The 2.1% bad address rate documented by Shippo for e-commerce parcels was measured against human-placed orders. As AI agent-placed orders become a material percentage of Shopify transaction volume, the operational question is not just whether agents can find your store. It is whether your order operations are ready to handle what agents send you.

Tacey sits at this layer. The moment any order is placed on your Shopify store, whether by a human shopper or an AI agent acting on their behalf, Tacey checks the address, reads the order signals, and makes a decision before your warehouse sees it. PASS means the order moves. AUTO-RESOLVE means Tacey fixes a correctable issue automatically. FLAG means the order needs human review before it ships. The Operations Toolkit layers on top of that with fulfillment management, discount intelligence, and customer analytics across your full order history. At $39 a month on the Scout plan covering 500 orders, the carrier correction fees a single prevented bad shipment avoids typically cover the monthly cost.

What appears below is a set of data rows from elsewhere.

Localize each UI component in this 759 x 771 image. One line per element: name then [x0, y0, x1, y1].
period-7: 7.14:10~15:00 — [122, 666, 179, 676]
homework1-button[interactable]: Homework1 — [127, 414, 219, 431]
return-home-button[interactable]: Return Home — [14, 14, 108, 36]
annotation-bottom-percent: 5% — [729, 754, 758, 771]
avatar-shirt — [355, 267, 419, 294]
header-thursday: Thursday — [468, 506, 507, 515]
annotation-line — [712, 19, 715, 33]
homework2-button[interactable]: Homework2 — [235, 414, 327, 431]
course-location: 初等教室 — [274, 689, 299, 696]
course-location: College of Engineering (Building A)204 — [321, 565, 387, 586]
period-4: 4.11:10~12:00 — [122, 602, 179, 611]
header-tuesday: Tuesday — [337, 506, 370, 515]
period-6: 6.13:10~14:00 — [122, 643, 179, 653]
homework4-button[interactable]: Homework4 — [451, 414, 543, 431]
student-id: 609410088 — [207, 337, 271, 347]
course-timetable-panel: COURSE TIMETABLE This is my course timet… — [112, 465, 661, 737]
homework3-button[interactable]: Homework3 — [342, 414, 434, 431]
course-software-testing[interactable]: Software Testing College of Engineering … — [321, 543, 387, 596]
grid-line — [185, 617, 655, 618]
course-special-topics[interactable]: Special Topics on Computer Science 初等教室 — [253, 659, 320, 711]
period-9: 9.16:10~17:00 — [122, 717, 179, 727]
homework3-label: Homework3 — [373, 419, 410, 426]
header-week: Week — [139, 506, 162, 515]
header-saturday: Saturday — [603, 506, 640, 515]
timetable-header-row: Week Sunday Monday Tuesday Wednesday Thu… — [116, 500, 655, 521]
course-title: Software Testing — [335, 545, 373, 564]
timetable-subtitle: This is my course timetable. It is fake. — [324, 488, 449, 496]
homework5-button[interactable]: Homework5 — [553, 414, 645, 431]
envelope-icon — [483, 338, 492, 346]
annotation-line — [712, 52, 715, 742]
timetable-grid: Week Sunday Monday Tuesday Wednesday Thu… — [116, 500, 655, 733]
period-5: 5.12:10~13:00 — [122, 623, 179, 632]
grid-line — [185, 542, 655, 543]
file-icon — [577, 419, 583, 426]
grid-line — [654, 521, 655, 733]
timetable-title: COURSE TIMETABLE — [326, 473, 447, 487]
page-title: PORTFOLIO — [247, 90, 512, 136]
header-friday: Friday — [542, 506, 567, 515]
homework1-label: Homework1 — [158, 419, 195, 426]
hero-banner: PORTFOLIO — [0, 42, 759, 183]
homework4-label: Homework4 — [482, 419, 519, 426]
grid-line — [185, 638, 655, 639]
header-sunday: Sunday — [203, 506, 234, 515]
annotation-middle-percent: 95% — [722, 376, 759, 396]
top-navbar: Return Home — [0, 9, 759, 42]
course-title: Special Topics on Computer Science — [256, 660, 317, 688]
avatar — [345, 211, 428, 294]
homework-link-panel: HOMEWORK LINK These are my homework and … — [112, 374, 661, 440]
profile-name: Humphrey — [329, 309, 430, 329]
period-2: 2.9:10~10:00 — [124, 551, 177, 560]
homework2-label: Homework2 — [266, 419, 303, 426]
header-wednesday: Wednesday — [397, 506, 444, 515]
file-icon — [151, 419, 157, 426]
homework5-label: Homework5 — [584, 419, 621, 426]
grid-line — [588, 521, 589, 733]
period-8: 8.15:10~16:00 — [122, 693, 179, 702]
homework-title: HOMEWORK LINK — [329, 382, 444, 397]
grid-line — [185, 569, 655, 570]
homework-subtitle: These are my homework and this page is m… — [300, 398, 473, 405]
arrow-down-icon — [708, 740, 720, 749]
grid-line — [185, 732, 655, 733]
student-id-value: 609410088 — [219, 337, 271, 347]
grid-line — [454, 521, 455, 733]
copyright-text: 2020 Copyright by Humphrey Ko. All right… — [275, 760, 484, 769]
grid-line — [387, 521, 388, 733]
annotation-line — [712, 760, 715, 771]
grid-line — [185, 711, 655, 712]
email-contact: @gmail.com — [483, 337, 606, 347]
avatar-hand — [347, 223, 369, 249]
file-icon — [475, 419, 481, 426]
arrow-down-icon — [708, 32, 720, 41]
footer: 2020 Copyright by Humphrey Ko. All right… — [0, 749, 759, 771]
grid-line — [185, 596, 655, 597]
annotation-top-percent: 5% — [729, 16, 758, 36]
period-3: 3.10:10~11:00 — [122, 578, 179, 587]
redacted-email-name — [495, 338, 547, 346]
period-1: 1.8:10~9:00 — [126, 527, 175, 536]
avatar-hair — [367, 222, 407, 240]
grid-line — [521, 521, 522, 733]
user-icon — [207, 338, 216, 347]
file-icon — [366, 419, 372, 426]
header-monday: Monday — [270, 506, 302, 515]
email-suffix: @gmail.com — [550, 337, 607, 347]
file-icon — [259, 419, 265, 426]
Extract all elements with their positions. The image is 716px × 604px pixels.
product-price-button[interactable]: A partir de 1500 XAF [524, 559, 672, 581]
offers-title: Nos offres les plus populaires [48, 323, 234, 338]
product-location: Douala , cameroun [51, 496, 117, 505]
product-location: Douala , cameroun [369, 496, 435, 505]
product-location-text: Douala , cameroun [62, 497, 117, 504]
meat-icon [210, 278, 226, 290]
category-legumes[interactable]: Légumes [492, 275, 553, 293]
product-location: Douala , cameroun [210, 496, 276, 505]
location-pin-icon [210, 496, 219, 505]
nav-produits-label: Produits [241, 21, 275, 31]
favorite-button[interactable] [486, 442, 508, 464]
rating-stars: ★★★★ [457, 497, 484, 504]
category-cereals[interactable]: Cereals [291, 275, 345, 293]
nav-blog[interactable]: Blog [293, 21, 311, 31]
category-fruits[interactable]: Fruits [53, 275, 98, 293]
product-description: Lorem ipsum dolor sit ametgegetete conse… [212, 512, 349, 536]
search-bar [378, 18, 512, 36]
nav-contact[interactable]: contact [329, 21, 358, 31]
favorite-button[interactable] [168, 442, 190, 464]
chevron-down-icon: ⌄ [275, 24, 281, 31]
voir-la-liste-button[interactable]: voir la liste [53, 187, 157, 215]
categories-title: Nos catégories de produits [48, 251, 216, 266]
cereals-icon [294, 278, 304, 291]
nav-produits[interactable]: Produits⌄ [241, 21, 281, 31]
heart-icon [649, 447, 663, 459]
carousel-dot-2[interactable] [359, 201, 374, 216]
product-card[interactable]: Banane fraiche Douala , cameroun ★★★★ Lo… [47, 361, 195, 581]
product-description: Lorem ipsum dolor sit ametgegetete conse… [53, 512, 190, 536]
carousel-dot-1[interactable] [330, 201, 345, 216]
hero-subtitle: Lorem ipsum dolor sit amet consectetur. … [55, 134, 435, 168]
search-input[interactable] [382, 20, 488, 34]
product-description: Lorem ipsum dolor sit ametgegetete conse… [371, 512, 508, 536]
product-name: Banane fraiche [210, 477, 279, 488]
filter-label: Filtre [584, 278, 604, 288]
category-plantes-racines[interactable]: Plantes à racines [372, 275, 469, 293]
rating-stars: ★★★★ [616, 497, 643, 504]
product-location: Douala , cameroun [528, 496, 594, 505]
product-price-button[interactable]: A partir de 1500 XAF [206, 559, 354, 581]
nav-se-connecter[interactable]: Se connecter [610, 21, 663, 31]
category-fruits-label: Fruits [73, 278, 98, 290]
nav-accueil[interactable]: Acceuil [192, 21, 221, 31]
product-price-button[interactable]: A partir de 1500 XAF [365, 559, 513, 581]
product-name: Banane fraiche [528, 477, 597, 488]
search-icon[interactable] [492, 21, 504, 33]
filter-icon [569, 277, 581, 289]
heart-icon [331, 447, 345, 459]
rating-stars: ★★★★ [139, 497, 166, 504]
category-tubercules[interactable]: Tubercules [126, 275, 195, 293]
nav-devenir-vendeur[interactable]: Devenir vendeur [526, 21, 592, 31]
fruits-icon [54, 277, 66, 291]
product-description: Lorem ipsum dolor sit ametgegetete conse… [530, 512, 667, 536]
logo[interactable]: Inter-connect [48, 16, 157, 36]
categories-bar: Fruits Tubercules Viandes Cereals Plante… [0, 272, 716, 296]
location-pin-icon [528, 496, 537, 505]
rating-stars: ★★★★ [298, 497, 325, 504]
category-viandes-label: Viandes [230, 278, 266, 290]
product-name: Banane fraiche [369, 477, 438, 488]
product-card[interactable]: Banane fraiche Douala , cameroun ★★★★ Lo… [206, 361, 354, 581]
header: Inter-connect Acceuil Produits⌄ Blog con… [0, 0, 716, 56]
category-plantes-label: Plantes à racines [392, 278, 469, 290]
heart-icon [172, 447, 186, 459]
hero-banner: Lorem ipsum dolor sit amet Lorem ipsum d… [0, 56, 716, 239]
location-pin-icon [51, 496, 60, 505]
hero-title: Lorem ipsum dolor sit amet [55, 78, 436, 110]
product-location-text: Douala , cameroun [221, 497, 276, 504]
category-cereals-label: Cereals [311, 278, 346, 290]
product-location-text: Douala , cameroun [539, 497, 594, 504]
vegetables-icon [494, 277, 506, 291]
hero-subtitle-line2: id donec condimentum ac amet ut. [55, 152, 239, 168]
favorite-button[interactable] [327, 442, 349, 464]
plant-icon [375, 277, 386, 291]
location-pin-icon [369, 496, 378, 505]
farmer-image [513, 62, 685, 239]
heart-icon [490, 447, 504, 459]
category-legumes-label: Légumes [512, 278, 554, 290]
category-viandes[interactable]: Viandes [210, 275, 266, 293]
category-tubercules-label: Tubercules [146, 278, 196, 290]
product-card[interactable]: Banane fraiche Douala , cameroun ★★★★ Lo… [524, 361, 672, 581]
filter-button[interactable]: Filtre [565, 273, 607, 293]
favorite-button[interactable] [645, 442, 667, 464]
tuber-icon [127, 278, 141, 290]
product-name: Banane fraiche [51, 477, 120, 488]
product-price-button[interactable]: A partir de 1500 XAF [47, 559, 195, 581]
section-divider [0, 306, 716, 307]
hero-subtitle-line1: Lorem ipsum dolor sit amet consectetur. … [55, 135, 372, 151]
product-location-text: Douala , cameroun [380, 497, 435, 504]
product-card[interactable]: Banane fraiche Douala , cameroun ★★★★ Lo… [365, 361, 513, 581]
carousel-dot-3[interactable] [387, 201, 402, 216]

Agentic commerce readiness is a two-part problem. The first part is discoverability: whether AI agents can find you, read your data, and recommend you. The tool at commerce-readiness.shopify.io addresses that part. The second part is operational: whether your order handling is ready for the volume and the order profile that agentic commerce generates. That part is still largely unaddressed in the mainstream conversation.

Both matter. Fix your structured data. Run your score. And make sure the orders that come in are handled before they become the kind of delivery failure that ends a customer relationship an AI agent worked to create.